Why does the market defy rationality?

Discussion in 'Trading' started by dearinfinity, Apr 15, 2009.

  1. ^

    Specifically, why are financials and REITs surging on the homebuilder index, while mortgage foreclosures are soaring and the moratoriums are ending?

    Which humans are accounting for these surges? Moms and pops? Average people? I find it hard to believe that at this point the major market movers are still responsible for the rally. What is the breakdown of % volume of joe person vs. fund? Why would private funds who understand--or should, at least-- how poor the fundamentals truly are, risk by buying into this kind of market? Who is convincing the middle class to pour their cash back in?
  2. Lucrum


    Why does the market defy rationality?

    Why do people try to defy the market?
  3. lindq


    Because the market often trades on expectations, not on present reality. And a lot of money is being positioned on the expectation that the housing market will, sometime in the future, begin to come back.

    This is why the "efficient market theory" is so wrong. It generally states that everything that is known is already priced into the market. But it leaves out of the equation an important factor often influencing pricing, which is expectations. And they aren't quantifiable.
  4. The market often moves contrary to apparent common sense and world events, as if it had a mind of its own, designed to fool most of the people, most of the time. It is therefore foolish to try and anticipate the movement of the market based on current economic news and current events.

    Jesse Livermore
  5. i think you're missing the point,

    who cares about rationality? since when is the market rational?
  6. eagle


    That kind of question indicates that you aren't yet in sync with the market, and once you've got enough experience then you stop asking "silly" question such as why people are greedy or fearful.

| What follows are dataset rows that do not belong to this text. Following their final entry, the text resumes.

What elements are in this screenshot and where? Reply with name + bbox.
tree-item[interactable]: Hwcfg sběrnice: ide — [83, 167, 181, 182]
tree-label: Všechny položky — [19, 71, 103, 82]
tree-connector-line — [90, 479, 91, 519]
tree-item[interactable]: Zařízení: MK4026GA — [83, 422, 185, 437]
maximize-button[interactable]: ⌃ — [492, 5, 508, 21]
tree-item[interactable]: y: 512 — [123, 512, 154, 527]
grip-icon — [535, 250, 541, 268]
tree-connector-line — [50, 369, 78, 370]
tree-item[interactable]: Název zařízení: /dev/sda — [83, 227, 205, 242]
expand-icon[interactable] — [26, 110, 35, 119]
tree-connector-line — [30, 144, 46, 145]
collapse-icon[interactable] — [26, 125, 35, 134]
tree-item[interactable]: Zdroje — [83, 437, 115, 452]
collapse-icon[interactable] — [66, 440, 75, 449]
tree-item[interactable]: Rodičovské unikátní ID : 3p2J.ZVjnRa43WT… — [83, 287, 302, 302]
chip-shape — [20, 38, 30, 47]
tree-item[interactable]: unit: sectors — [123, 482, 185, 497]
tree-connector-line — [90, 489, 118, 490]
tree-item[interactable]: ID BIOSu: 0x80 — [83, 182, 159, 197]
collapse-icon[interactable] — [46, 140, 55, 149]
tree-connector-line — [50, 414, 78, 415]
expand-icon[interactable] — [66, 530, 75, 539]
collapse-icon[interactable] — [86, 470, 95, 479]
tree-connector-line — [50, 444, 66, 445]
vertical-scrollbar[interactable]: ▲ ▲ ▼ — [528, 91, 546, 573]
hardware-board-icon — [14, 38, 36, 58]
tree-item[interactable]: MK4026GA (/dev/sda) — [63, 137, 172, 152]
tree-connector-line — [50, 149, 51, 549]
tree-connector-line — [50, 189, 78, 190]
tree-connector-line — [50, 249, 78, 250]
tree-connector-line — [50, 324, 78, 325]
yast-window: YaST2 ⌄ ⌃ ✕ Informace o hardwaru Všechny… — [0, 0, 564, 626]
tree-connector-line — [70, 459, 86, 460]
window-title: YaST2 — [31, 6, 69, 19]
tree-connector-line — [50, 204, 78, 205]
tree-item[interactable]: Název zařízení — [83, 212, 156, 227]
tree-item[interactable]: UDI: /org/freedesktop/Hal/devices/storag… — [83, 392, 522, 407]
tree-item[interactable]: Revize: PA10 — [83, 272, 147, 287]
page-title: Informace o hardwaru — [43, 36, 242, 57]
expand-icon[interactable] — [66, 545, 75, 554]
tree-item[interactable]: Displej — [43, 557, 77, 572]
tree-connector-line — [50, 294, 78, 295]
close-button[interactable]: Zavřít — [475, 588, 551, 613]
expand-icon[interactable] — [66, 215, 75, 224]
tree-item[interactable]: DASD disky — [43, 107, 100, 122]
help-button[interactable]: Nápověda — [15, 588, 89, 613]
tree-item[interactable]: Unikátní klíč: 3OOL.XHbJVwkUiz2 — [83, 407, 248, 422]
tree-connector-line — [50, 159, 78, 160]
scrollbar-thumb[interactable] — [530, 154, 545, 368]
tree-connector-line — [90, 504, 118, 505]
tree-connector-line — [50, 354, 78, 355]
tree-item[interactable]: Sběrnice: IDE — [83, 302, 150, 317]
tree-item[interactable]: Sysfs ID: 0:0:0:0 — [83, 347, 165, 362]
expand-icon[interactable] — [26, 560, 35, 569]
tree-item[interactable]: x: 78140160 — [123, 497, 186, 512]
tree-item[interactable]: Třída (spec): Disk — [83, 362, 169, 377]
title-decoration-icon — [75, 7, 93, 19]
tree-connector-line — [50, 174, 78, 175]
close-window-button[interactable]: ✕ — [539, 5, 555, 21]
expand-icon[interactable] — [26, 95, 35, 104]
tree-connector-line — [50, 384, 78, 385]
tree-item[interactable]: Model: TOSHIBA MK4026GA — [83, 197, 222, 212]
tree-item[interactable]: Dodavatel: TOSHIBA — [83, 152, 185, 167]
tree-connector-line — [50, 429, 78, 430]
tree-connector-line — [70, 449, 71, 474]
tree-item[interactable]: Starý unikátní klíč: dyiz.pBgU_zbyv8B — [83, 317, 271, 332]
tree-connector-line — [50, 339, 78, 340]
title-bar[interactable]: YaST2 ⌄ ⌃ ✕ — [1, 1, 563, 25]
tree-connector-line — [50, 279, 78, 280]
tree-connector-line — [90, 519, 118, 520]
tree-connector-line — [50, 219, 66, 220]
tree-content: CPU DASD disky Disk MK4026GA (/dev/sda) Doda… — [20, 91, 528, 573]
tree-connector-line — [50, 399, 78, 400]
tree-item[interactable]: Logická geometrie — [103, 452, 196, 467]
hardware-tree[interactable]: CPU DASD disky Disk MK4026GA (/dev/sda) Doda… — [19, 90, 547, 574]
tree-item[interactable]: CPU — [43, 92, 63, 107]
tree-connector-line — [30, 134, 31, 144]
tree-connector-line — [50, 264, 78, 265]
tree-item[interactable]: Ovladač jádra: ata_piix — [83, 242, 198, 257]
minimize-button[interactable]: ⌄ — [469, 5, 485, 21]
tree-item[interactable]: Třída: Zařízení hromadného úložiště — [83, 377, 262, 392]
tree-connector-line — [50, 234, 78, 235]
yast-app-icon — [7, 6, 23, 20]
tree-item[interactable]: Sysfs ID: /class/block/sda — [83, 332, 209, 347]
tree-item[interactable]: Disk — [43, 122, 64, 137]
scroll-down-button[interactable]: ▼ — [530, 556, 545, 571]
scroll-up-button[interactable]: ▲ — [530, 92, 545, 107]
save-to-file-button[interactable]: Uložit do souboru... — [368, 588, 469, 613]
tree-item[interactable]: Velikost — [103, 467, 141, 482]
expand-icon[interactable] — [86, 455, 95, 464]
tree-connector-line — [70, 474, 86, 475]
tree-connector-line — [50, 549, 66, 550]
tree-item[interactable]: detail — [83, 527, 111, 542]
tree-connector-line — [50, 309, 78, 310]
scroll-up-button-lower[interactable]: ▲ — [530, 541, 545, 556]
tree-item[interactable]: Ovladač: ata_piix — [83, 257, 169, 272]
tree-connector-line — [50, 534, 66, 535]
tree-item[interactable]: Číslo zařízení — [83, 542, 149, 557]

    If the market were to be rational (someone whose actions and decisions are based on reason rather than emotions or beliefs) then what will happen? Everybody will know its direction in advance, shall be UP or DOWN, and then there will be no market at all.

    The market is operating for Future Valuation (somebody already mentioned the word Expectation) based on little incomplete current information and when Greed and Fear put into the equation as well then lots of people start to scratch their head and ask the question like you asked.
  7. Welcome to the way the markets operate.
    If you are just starting out, learn to separate rational logic with what is actually happening.
    If the markets are soaring on horrible news, it is telling you something that you should not try to fight by sheer logical inference.

    I doubt the bulk of the momentum is initiated by mom and pops. However, something I observed on the last significant bottom;
    the market was near its worst right about tax time, and after taxes were over, the market seemed to magically lift from there on out.

    One theory is many were forced to sell to come up with tax payments owed, and those with the pockets to buy kind of waited (or shorted) a bit until the desperation selling was done.

    Just an observation IMO.
  8. There's a famous quote about solvency and market rationale - when you understand it you will succeed.
  9. 1. First paragraph is the principle of efficient market theory.

    2. Second paragraph shows you have a wrong meaning in your mind of the expression.
  10. lindq


    Efficient-market hypothesis
    From Wikipedia, the free encyclopedia
    In finance, the efficient-market hypothesis (EMH) asserts that financial markets are "informationally efficient", or that prices on traded assets, e.g., stocks, bonds, or property, already reflect all known information. The Efficient Market Hypothesis was developed by Professor Eugene Fama at the University of Chicago Booth School of Business as an academic concept of study through his published Ph.D. thesis in the early 1960s at the same school. It was widely accepted up until the 1990s, when behavioral finance economists, who were a fringe element, became mainstream.